I worked for Ralph Yarborough in the early 90s. For those who don't know, he was a Texas senator from 1957 to 1971. He was close to JFK, and was on the short list for VP in 1960. He was in the motorcade when Kennedy was shot. He was at once a bitter rival and close friend of LBJ. He refused to sign the Southern Manifesto opposing desegregation, and voted for every civil rights bill put before him. He voted against Viet Nam every time, and spoke against it. He was for the GI bill, and championed GI benefits. He championed health care issues, elder care, bilingual education, and most things we all love, as senator from Texas. Unlike JFK and LBJ, he did not try to soften his liberal views, and yet he won three elections--a special election in 1957, and two regular elections in 58 and 64, when he defeated George Bush. By the end of his career, he chaired one of the most powerful committees in DC, before losing in the primaries in 1970, when he was sucker punched by George Bush, and the Democratic Party in Texas--mainly Lloyd Bentsen. In the end, part of the reason he lost was because he refused to act moderate, and opposed one of Nixon's SCOTUS appointees--helping to reject a nominee Texas saw as friendly to their cause.

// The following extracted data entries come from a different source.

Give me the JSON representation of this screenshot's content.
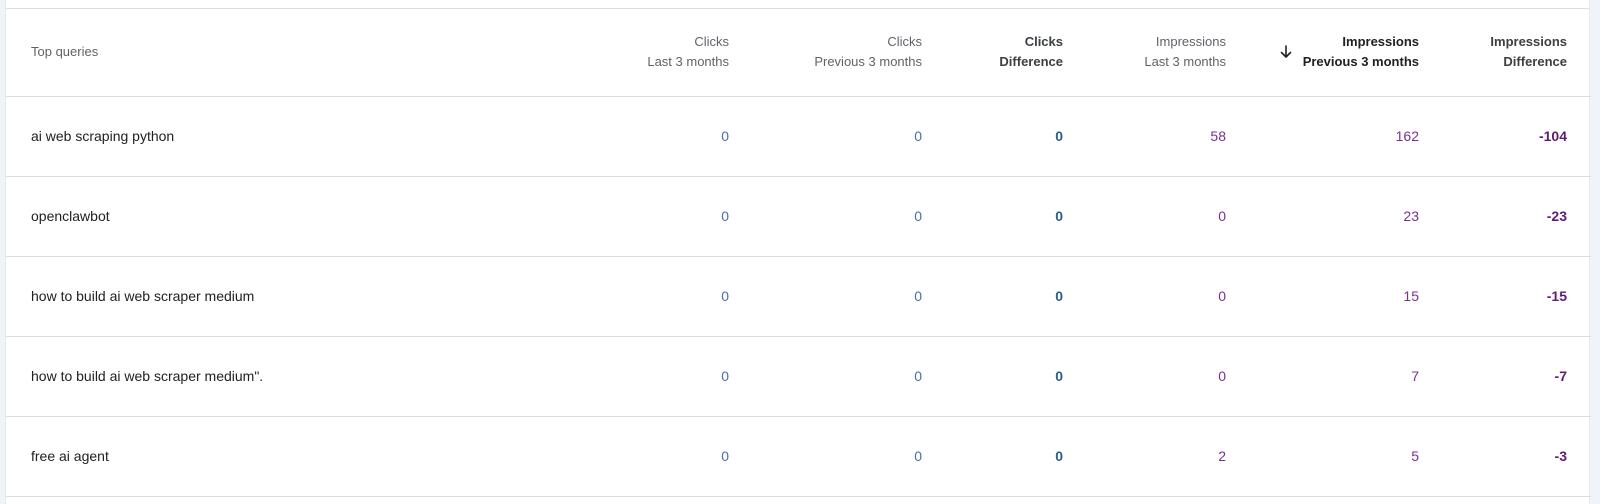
{
  "headers": {
    "query": "Top queries",
    "clicks_last": [
      "Clicks",
      "Last 3 months"
    ],
    "clicks_prev": [
      "Clicks",
      "Previous 3 months"
    ],
    "clicks_diff": [
      "Clicks",
      "Difference"
    ],
    "impr_last": [
      "Impressions",
      "Last 3 months"
    ],
    "impr_prev": [
      "Impressions",
      "Previous 3 months"
    ],
    "impr_diff": [
      "Impressions",
      "Difference"
    ]
  },
  "sort": {
    "column": "impr_prev",
    "direction": "descending",
    "icon": "arrow-down-icon"
  },
  "colors": {
    "clicks": "#4a6fa5",
    "impressions": "#7b2f8e",
    "border": "#dadce0"
  },
  "rows": [
    {
      "query": "ai web scraping python",
      "clicks_last": "0",
      "clicks_prev": "0",
      "clicks_diff": "0",
      "impr_last": "58",
      "impr_prev": "162",
      "impr_diff": "-104"
    },
    {
      "query": "openclawbot",
      "clicks_last": "0",
      "clicks_prev": "0",
      "clicks_diff": "0",
      "impr_last": "0",
      "impr_prev": "23",
      "impr_diff": "-23"
    },
    {
      "query": "how to build ai web scraper medium",
      "clicks_last": "0",
      "clicks_prev": "0",
      "clicks_diff": "0",
      "impr_last": "0",
      "impr_prev": "15",
      "impr_diff": "-15"
    },
    {
      "query": "how to build ai web scraper medium\".",
      "clicks_last": "0",
      "clicks_prev": "0",
      "clicks_diff": "0",
      "impr_last": "0",
      "impr_prev": "7",
      "impr_diff": "-7"
    },
    {
      "query": "free ai agent",
      "clicks_last": "0",
      "clicks_prev": "0",
      "clicks_diff": "0",
      "impr_last": "2",
      "impr_prev": "5",
      "impr_diff": "-3"
    }
  ]
}
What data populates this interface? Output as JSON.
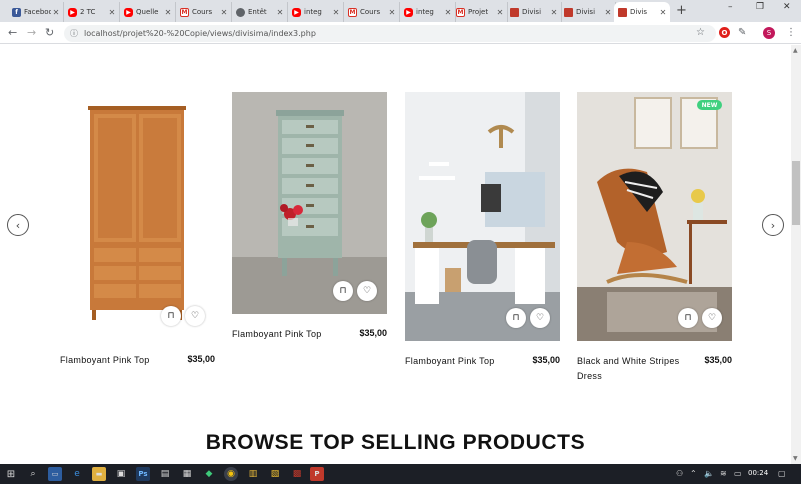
{
  "browser": {
    "tabs": [
      {
        "title": "Facebook",
        "favicon": "facebook-icon",
        "active": false
      },
      {
        "title": "2 TC",
        "favicon": "youtube-icon",
        "active": false
      },
      {
        "title": "Quelle",
        "favicon": "youtube-icon",
        "active": false
      },
      {
        "title": "Cours",
        "favicon": "gmail-icon",
        "active": false
      },
      {
        "title": "Entêt",
        "favicon": "globe-icon",
        "active": false
      },
      {
        "title": "integ",
        "favicon": "youtube-icon",
        "active": false
      },
      {
        "title": "Cours",
        "favicon": "gmail-icon",
        "active": false
      },
      {
        "title": "integ",
        "favicon": "youtube-icon",
        "active": false
      },
      {
        "title": "Projet",
        "favicon": "gmail-icon",
        "active": false
      },
      {
        "title": "Divisi",
        "favicon": "divisima-icon",
        "active": false
      },
      {
        "title": "Divisi",
        "favicon": "divisima-icon",
        "active": false
      },
      {
        "title": "Divis",
        "favicon": "divisima-icon",
        "active": true
      }
    ],
    "new_tab": "+",
    "url": "localhost/projet%20-%20Copie/views/divisima/index3.php",
    "profile_initial": "S",
    "opera_label": "O"
  },
  "page": {
    "products": [
      {
        "name": "Flamboyant Pink Top",
        "price": "$35,00",
        "image": "wooden-wardrobe"
      },
      {
        "name": "Flamboyant Pink Top",
        "price": "$35,00",
        "image": "blue-chest-of-drawers"
      },
      {
        "name": "Flamboyant Pink Top",
        "price": "$35,00",
        "image": "white-desk"
      },
      {
        "name": "Black and White Stripes Dress",
        "price": "$35,00",
        "image": "leather-lounge-chair",
        "badge": "NEW"
      }
    ],
    "prev_arrow": "‹",
    "next_arrow": "›",
    "section_title": "BROWSE TOP SELLING PRODUCTS"
  },
  "taskbar": {
    "clock": "00:24"
  },
  "colors": {
    "badge": "#3fd07f",
    "wardrobe": "#c8793a",
    "drawers": "#9fb5aa"
  }
}
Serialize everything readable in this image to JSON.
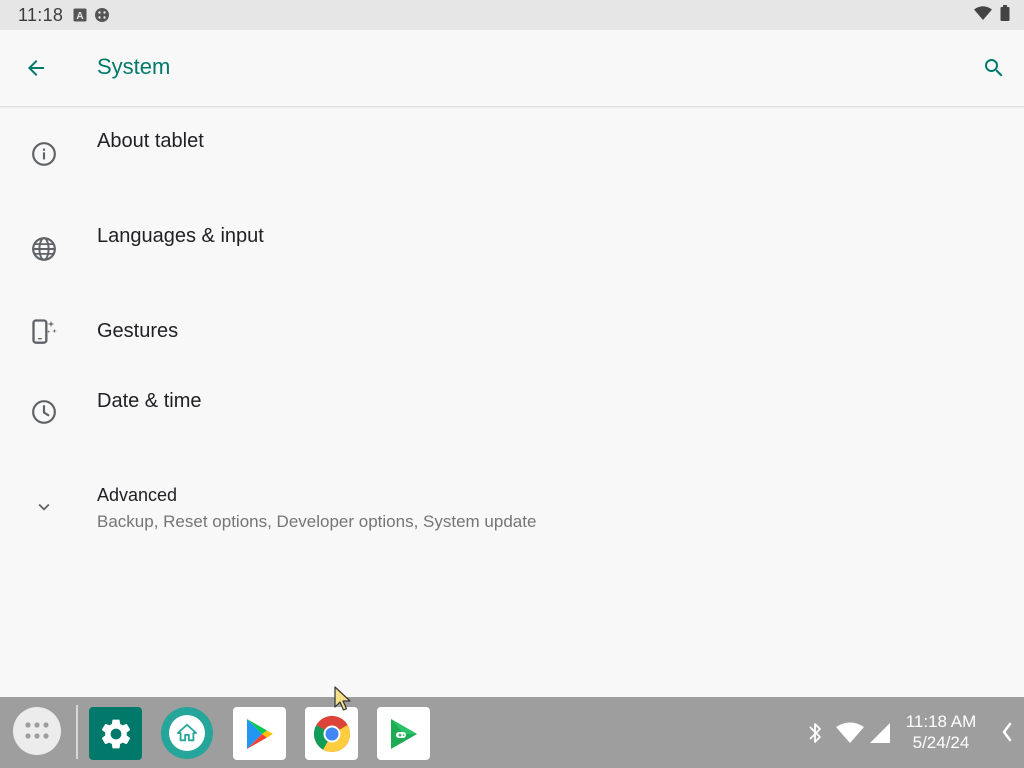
{
  "status_bar": {
    "time": "11:18",
    "left_icons": [
      "a-box-icon",
      "dot-grid-icon"
    ],
    "right_icons": [
      "wifi-icon",
      "battery-icon"
    ]
  },
  "app_bar": {
    "title": "System",
    "back_icon": "arrow-back-icon",
    "search_icon": "search-icon",
    "accent_color": "#00796b"
  },
  "items": [
    {
      "id": "about",
      "title": "About tablet",
      "icon": "info-icon"
    },
    {
      "id": "languages",
      "title": "Languages & input",
      "icon": "globe-icon"
    },
    {
      "id": "gestures",
      "title": "Gestures",
      "icon": "gesture-phone-icon"
    },
    {
      "id": "datetime",
      "title": "Date & time",
      "icon": "clock-icon"
    },
    {
      "id": "advanced",
      "title": "Advanced",
      "subtitle": "Backup, Reset options, Developer options, System update",
      "icon": "chevron-down-icon"
    }
  ],
  "taskbar": {
    "apps": [
      "Settings",
      "Home",
      "Play Store",
      "Chrome",
      "Play Games"
    ],
    "clock_time": "11:18 AM",
    "clock_date": "5/24/24"
  }
}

My main memories of him are of his smile and his laughing voice, and of his marriage. He married his childhood best friend, whom he had known since second grade, and who only agreed to marry him if he swore to stay out of politics. He was still married to her at the end, despite breaking his one promise. In June of 93 they celebrated a combination of his and her 90th birthday and their 75th wedding anniversary. A special party was held at the Governors Mansion, where I met Ann Richards, William Wayne Justice, and a lot of Texas figures most people wouldn't know. Ann Richards even spoke to me for a while about the newborn daughter I was holding, joking about babies being impossible for politicians to resist.

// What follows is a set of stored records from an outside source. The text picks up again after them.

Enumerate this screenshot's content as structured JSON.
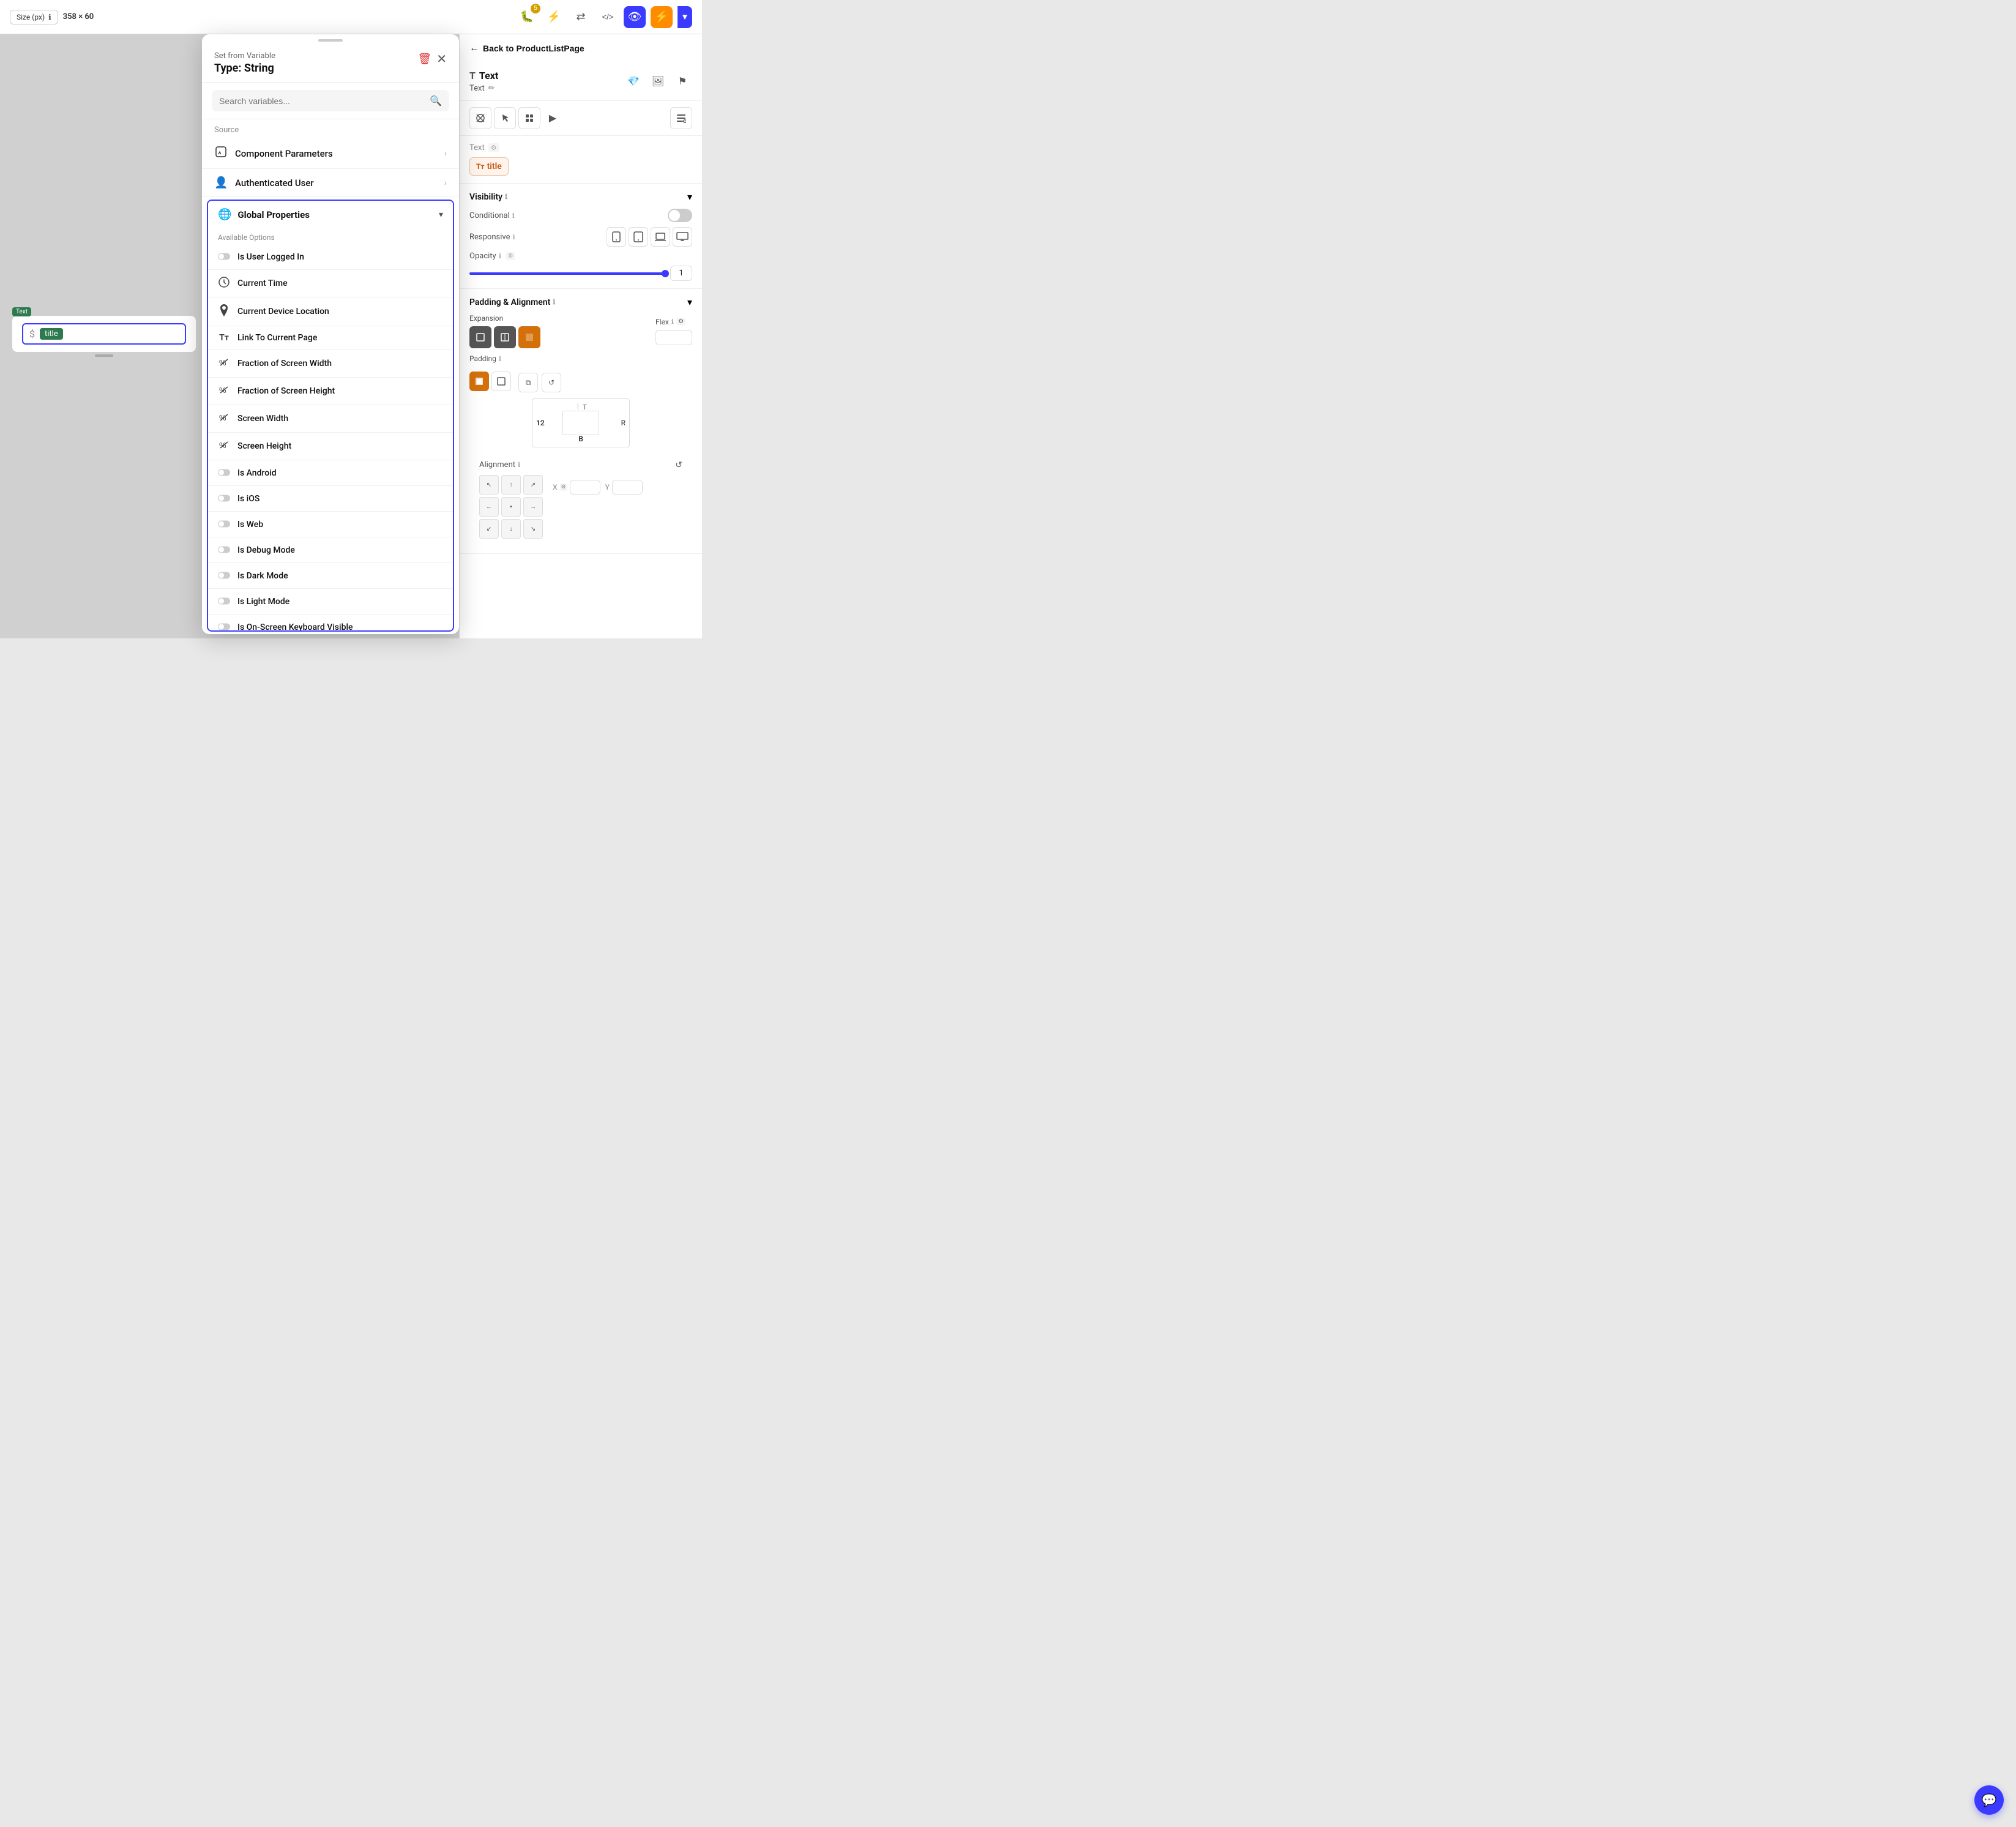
{
  "topBar": {
    "size_label": "Size (px)",
    "dimensions": "358 × 60",
    "info_icon": "ℹ",
    "toolbar_icons": [
      {
        "name": "lightning-icon",
        "symbol": "⚡",
        "active": false
      },
      {
        "name": "cursor-icon",
        "symbol": "↗",
        "active": false
      },
      {
        "name": "share-icon",
        "symbol": "⇄",
        "active": false
      },
      {
        "name": "code-icon",
        "symbol": "</>",
        "active": false
      },
      {
        "name": "eye-icon",
        "symbol": "👁",
        "active": true
      },
      {
        "name": "flash-icon",
        "symbol": "⚡",
        "active": false,
        "orange": true
      }
    ],
    "notification_count": "5",
    "bug_icon": "🐛",
    "dropdown_arrow": "▼"
  },
  "modal": {
    "title_small": "Set from Variable",
    "title_large": "Type: String",
    "delete_label": "🗑",
    "close_label": "✕",
    "search_placeholder": "Search variables...",
    "search_icon": "🔍",
    "source_label": "Source",
    "source_items": [
      {
        "name": "component-parameters",
        "icon": "⬛",
        "label": "Component Parameters",
        "has_arrow": true
      },
      {
        "name": "authenticated-user",
        "icon": "👤",
        "label": "Authenticated User",
        "has_arrow": true
      }
    ],
    "global_section": {
      "icon": "🌐",
      "title": "Global Properties",
      "chevron": "▼",
      "options_label": "Available Options",
      "options": [
        {
          "name": "is-user-logged-in",
          "icon": "toggle",
          "label": "Is User Logged In"
        },
        {
          "name": "current-time",
          "icon": "clock",
          "label": "Current Time"
        },
        {
          "name": "current-device-location",
          "icon": "pin",
          "label": "Current Device Location"
        },
        {
          "name": "link-to-current-page",
          "icon": "text",
          "label": "Link To Current Page"
        },
        {
          "name": "fraction-of-screen-width",
          "icon": "percent",
          "label": "Fraction of Screen Width"
        },
        {
          "name": "fraction-of-screen-height",
          "icon": "percent",
          "label": "Fraction of Screen Height"
        },
        {
          "name": "screen-width",
          "icon": "percent",
          "label": "Screen Width"
        },
        {
          "name": "screen-height",
          "icon": "percent",
          "label": "Screen Height"
        },
        {
          "name": "is-android",
          "icon": "toggle",
          "label": "Is Android"
        },
        {
          "name": "is-ios",
          "icon": "toggle",
          "label": "Is iOS"
        },
        {
          "name": "is-web",
          "icon": "toggle",
          "label": "Is Web"
        },
        {
          "name": "is-debug-mode",
          "icon": "toggle",
          "label": "Is Debug Mode"
        },
        {
          "name": "is-dark-mode",
          "icon": "toggle",
          "label": "Is Dark Mode"
        },
        {
          "name": "is-light-mode",
          "icon": "toggle",
          "label": "Is Light Mode"
        },
        {
          "name": "is-on-screen-keyboard-visible",
          "icon": "toggle",
          "label": "Is On-Screen Keyboard Visible"
        }
      ]
    }
  },
  "rightPanel": {
    "back_label": "Back to ProductListPage",
    "back_arrow": "←",
    "component_icon": "T",
    "component_name": "Text",
    "component_sub": "Text",
    "edit_icon": "✏",
    "header_icons": [
      "💎",
      "🖼",
      "⚑"
    ],
    "toolbar_icons": [
      "✕",
      "↗",
      "⊞",
      "▶",
      "📋"
    ],
    "text_section": {
      "label": "Text",
      "label_icon": "⚙",
      "var_icon": "T",
      "var_name": "title"
    },
    "visibility": {
      "title": "Visibility",
      "info": "ℹ",
      "chevron": "▼",
      "conditional_label": "Conditional",
      "conditional_info": "ℹ",
      "responsive_label": "Responsive",
      "responsive_info": "ℹ",
      "responsive_icons": [
        "📱",
        "□",
        "□",
        "🖥"
      ],
      "opacity_label": "Opacity",
      "opacity_info": "ℹ",
      "opacity_icon": "⚙",
      "opacity_value": "1"
    },
    "padding_alignment": {
      "title": "Padding & Alignment",
      "info": "ℹ",
      "chevron": "▼",
      "expansion_label": "Expansion",
      "flex_label": "Flex",
      "flex_info": "ℹ",
      "flex_icon": "⚙",
      "padding_label": "Padding",
      "padding_info": "ℹ",
      "padding_top": "T",
      "padding_bottom": "B",
      "padding_left": "12",
      "padding_right": "R",
      "alignment_label": "Alignment",
      "alignment_info": "ℹ",
      "reset_icon": "↺",
      "x_label": "X",
      "x_icon": "⚙",
      "y_label": "Y"
    }
  },
  "canvasElement": {
    "text_badge": "Text",
    "dollar_sign": "$",
    "title_chip": "title",
    "handle": ""
  },
  "chatFab": {
    "icon": "💬"
  },
  "colors": {
    "accent": "#3b3bff",
    "orange": "#d4700a",
    "green_badge": "#2d7a4f"
  }
}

He was hard of hearing, but his mind was incredible, even at 90. He could dictate a speech extemporaneously, and when finished tell his assistant what changes he wanted to make, without even seeing the transcript. He was a football fan, and would get worked up about the officiating of the latest UT game. He gave campaign advice to senators and local politicians, and they took it. When Clinton and Gore went on their bus tour after the convention in 92, they stopped in Austin, and invited Yarborugh along to the next stop. Gore and Yarborough talked about Gore's father, whom Yarborough had known well. Yarborough even convinced the future president and VP to take a couple hour detour to go through Yarborough's home town--the small town of Chandler, in northeast Texas. Not many votes there, but they indulged him, anyway. Maybe it wasn't indulgence. Probably more like awe and respect.

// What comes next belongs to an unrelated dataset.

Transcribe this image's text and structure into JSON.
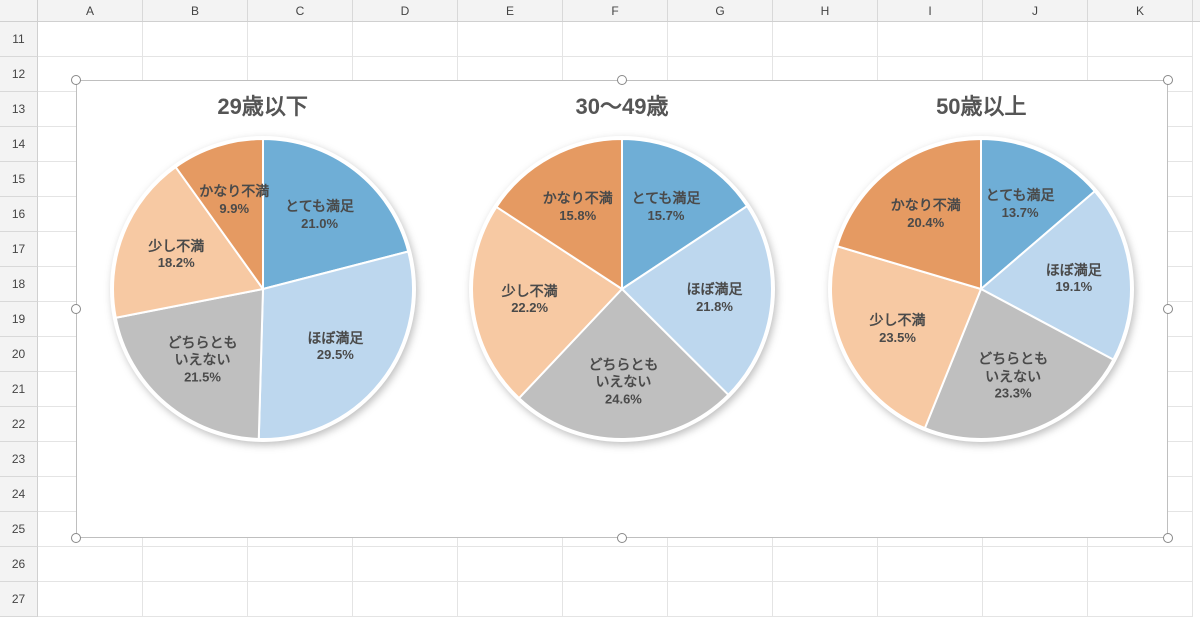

I would sit in his little brick house in Austin and listen to stories, or receive instructions--I was supposed to be working for him--and sweat like a pig, because they had the house constantly well above stifling. And they were still cold, of course. I would sit next to the Senator and practically yell so he could hear me. At times he'd finally give up trying, and turn to his wife across the room, and ask "what did he say?" She would speak so softly I could barely hear her, but he would nod, and say "Oh," and answer me. That still amazed me, that he could hear her so clearly, when he couldn't hear anything I said.
The thing that impressed me the most about him as a person, though, was his ability to make people smile. I watched him do it to others--politicians, or people who had sought him out for an interview on something or other. And he did it to me. He affected everyone the same. People would come to him in a foul mood, or sad, or stressed, and they would leave smiling. Every time.
Who's your greatest? Who's your hero?